Andrew Ng officially launches his $175M AI Fund

As the founder of the Google Brain deep learning project and co-founder of Coursera, Andrew Ng was one of the most recognizable names in the machine learning community when he became Baidu’s chief scientist in 2014. He left there in early 2017 and quickly launched a number of new AI projects, including the Deeplearning.ai course and Landing.ai, a project that aims to bring AI to manufacturing companies. It turns out that what he was really working on, though, was his AI Fund (which isn’t really a fund in the traditional sense), which we first reported last summer.

This fund is now official. Ng has raised more than $175 million for the fund, but this isn’t going to be a traditional venture fund. Instead, Ng and his team will use the money to initiate new businesses and build new companies in a model that’s maybe more akin to the early Betaworks model.

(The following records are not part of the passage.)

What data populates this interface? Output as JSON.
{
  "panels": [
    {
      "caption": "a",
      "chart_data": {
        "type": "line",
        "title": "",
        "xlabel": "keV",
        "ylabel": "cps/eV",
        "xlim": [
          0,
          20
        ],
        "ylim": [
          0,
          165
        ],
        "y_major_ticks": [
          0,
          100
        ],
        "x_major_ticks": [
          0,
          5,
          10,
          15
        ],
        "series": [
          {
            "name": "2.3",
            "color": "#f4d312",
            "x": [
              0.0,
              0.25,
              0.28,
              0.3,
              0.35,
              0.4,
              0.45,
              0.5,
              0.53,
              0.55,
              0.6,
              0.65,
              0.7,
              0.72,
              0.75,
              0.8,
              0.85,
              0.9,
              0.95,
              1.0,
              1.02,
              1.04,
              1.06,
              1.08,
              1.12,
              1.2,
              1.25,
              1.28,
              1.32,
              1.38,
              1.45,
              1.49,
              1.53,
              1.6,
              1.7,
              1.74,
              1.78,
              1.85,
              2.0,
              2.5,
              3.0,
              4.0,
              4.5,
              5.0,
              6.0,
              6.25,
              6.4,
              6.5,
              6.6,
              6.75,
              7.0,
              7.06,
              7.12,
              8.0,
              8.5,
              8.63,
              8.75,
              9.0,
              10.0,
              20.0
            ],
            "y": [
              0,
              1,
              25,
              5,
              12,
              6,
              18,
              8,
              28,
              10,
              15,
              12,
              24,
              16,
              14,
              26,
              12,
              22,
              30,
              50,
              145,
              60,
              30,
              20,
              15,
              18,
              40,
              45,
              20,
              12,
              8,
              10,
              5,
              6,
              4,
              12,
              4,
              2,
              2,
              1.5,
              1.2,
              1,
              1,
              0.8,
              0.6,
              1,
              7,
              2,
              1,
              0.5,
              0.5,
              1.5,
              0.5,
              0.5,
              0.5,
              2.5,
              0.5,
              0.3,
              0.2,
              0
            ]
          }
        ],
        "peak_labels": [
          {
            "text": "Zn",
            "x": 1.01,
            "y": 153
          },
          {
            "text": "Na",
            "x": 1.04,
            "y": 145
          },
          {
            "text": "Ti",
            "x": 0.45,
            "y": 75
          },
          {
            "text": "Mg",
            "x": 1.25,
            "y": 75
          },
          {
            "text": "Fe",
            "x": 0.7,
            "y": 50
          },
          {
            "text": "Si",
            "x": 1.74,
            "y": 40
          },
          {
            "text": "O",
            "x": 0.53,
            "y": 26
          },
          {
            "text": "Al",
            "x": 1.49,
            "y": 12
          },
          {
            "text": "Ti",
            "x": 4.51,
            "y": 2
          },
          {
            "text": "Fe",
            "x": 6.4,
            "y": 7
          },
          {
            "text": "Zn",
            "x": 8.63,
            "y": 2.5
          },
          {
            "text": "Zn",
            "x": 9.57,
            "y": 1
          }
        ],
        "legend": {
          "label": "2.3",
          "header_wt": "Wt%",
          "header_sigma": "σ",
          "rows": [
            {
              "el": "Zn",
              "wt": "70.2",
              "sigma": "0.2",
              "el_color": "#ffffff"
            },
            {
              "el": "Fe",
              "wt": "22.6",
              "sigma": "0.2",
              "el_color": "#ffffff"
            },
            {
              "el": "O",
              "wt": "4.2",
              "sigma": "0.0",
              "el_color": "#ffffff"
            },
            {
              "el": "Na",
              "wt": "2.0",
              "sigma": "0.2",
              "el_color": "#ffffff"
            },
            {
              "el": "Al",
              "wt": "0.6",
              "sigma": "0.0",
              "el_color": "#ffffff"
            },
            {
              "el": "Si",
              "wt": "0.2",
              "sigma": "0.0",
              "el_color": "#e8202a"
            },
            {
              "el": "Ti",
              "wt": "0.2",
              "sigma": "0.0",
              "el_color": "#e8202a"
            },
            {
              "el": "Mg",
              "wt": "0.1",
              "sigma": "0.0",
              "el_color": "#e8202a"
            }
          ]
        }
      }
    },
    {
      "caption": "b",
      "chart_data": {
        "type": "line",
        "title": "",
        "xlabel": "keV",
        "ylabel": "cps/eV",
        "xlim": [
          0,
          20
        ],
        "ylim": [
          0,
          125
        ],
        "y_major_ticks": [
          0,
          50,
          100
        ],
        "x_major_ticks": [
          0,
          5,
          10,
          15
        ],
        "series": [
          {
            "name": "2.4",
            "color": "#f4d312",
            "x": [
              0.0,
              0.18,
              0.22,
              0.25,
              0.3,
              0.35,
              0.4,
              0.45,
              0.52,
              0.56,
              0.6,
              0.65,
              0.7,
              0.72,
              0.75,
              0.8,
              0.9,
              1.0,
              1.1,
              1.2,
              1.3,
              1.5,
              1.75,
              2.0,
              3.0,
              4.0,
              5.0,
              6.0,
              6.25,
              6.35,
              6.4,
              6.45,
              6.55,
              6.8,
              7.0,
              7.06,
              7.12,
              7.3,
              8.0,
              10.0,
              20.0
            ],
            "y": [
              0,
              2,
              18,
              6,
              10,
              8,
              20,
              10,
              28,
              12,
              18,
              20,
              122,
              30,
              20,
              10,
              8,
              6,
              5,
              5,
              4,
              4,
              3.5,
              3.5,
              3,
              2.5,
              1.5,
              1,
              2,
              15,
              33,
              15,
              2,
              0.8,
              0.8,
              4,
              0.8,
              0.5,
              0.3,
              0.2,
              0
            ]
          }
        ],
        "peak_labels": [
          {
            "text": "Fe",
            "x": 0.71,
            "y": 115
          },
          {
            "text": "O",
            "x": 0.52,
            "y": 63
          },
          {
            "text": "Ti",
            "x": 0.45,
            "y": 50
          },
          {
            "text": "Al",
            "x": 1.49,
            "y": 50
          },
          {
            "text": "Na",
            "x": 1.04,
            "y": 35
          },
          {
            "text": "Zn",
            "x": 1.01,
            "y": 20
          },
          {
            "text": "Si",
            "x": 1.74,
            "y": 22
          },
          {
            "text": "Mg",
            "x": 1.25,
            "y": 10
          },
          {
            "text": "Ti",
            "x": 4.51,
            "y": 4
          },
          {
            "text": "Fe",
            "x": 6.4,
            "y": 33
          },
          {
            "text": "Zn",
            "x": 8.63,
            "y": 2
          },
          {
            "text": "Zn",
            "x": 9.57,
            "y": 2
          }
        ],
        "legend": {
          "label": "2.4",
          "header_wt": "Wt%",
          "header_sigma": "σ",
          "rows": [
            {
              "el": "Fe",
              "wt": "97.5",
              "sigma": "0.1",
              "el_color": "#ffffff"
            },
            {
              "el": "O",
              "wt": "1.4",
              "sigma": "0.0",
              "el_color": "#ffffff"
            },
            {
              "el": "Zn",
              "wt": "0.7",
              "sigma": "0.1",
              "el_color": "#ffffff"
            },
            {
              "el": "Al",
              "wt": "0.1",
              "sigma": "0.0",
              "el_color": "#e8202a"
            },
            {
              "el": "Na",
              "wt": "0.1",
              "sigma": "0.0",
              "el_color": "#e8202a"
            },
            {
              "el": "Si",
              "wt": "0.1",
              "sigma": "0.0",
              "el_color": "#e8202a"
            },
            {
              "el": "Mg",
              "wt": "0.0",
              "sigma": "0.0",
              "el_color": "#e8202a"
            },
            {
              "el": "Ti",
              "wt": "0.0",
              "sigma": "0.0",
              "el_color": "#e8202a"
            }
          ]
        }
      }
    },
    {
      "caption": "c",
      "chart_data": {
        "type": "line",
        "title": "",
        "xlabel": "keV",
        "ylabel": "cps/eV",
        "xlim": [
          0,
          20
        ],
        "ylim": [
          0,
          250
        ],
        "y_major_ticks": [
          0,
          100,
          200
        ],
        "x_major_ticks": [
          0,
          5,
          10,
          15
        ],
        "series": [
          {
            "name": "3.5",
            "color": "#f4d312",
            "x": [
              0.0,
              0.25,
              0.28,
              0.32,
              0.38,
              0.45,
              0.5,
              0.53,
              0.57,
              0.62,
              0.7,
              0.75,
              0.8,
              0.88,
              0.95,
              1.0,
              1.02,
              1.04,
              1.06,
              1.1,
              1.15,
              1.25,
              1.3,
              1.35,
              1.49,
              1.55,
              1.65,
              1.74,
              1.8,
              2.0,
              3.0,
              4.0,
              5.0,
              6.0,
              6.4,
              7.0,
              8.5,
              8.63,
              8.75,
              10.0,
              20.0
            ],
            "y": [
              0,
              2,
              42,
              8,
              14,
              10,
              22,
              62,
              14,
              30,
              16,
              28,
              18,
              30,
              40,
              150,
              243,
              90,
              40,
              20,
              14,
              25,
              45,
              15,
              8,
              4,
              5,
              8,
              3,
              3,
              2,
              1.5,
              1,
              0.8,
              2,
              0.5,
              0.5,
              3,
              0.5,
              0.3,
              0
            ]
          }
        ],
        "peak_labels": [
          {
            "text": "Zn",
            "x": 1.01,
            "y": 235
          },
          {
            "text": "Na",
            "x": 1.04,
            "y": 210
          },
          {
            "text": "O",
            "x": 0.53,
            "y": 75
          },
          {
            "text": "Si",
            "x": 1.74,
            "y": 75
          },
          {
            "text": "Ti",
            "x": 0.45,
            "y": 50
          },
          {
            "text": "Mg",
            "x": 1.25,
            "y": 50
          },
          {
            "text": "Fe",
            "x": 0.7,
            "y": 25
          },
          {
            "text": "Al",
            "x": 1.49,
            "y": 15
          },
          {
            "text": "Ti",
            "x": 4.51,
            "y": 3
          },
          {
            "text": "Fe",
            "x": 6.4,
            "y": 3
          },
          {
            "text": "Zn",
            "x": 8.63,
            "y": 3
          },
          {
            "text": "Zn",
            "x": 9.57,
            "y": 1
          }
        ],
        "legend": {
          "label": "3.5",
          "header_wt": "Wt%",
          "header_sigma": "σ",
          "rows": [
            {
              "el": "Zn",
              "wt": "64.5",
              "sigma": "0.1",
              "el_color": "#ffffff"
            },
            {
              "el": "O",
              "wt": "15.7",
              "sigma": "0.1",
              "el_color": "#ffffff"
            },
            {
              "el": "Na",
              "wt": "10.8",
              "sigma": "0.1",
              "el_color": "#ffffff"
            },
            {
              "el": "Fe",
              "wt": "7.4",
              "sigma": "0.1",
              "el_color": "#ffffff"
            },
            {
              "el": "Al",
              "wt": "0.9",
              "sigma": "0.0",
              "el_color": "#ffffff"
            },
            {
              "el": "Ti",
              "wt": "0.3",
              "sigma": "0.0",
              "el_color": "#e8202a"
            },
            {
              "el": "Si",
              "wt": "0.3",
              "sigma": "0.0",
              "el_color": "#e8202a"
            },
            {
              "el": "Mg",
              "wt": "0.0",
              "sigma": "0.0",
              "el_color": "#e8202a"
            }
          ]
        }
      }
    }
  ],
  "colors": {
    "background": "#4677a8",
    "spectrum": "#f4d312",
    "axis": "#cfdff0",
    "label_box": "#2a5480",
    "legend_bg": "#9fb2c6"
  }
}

The investors in this new fund include NEA, Sequoia, Greylock Partners and the SoftBank Group. Ng is leading the fund as a general partner, with Eva Wang serving as partner and COO and Steven Syverud also joining as a partner.

“One of my philosophies of building companies is the importance of velocity,” Ng told me. In his view, AI businesses are also different from regular startups because you generally get a closed feedback loop that allows you to quickly see what works (and what doesn’t). “Depending on the vertical, I really value the ability to inject velocity into that positive feedback loop,” said Ng. He also believes that building AI businesses is a more repeatable process than building other startups. Indeed, he stressed that at Baidu, his job was essentially to build a series of teams for building potential AI-related businesses.

For the fund, this means that Ng plans to create teams that can then immediately start experimenting with new ideas. And because the team is already funded, there’s no need to worry and get distracted about raising funds.

As for raising his own fund, Ng told me he was able to raise the money pretty quickly. “There is so much capital globally that wants to go into AI, so frankly, our fundraising process was very painless,” he told me. “If you see this wave of value creation coming, there aren’t a lot of investment vehicles for them. If you look around the world, there are only some investors to really build AI businesses.”

Ng isn’t yet talking about what new businesses we should expect from his fund, but the first company to come out of the fund is, unsurprisingly, Landing.ai, and he told me there are currently two more projects in the works.

He also stressed that part of his staff is dedicated to thinking about the societal impact of AI, with a special focus on retraining the existing workforce to create “not just a wealthier but also fairer society.”